Applying these models for the 2021 crop year and assuming a three-year average corn, cotton and soybean cumulative planted area of 2.9 million acres we arrive at the planting projection figures in table 1. The USDA Prospective Plantings report will give us another perspective on North Carolina’s acreage outlook on March 31st while finalized planted acreage numbers are generally released in late June.

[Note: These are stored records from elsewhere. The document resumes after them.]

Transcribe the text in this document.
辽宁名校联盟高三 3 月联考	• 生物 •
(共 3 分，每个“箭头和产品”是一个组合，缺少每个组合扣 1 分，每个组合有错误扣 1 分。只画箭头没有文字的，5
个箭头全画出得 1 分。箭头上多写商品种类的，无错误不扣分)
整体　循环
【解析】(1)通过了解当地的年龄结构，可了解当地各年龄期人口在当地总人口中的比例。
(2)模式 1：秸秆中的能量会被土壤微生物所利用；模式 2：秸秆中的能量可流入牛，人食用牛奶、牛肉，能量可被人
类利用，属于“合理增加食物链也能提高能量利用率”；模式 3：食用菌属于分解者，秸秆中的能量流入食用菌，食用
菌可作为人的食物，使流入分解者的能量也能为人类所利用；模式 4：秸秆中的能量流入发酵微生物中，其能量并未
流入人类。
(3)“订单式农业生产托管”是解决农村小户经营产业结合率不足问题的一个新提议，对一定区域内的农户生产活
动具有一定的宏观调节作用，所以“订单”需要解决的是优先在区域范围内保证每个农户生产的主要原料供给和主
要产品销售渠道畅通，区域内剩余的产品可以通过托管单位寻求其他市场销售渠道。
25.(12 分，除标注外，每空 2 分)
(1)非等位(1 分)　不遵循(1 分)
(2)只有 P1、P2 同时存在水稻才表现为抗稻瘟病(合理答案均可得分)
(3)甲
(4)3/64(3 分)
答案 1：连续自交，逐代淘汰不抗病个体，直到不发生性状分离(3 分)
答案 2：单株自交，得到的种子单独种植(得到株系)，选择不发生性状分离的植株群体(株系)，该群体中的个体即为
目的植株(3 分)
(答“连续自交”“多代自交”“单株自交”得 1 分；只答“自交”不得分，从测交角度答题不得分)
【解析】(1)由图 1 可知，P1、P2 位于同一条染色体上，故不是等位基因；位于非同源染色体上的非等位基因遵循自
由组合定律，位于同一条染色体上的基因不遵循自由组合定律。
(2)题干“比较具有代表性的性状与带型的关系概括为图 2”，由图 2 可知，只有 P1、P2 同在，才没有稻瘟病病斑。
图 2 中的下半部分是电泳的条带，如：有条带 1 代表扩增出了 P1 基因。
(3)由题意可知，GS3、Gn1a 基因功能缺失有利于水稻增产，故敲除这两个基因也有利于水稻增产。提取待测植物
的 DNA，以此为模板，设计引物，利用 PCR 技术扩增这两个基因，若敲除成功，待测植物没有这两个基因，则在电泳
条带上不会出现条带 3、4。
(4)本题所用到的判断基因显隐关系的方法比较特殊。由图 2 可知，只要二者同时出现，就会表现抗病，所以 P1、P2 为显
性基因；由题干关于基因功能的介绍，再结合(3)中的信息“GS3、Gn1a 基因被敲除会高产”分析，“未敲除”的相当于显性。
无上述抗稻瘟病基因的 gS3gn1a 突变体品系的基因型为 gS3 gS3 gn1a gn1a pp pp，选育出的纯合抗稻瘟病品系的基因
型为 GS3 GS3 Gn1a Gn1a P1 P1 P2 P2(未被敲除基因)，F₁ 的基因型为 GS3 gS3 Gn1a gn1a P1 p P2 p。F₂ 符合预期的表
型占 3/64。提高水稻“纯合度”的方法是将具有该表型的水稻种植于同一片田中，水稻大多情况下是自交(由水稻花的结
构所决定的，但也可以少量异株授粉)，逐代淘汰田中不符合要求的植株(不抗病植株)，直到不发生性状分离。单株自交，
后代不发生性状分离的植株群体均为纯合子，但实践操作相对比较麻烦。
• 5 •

The strongly predictive nature of these models tells us that when farmers have leeway in their planting decisions – that is the flexibility they grant themselves outside of rotational considerations – they are generally making those decisions on the same data. What is more interesting though, is that growers appear to put a heavy emphasis on “present” data (October/November prices for corn and soy and March/April prices for cotton) when making decisions for a crop that will be harvested 6-12 months in the future. Knowing this raises a number of questions for future analysis, namely:
- How accurate is forward looking agricultural market data and how available is this data to growers? and;
- Are growers rewarded for responding to the same information in the same way as their peers or, recognizing the cyclical nature of commodity markets, would they be better off taking a more contrarian view?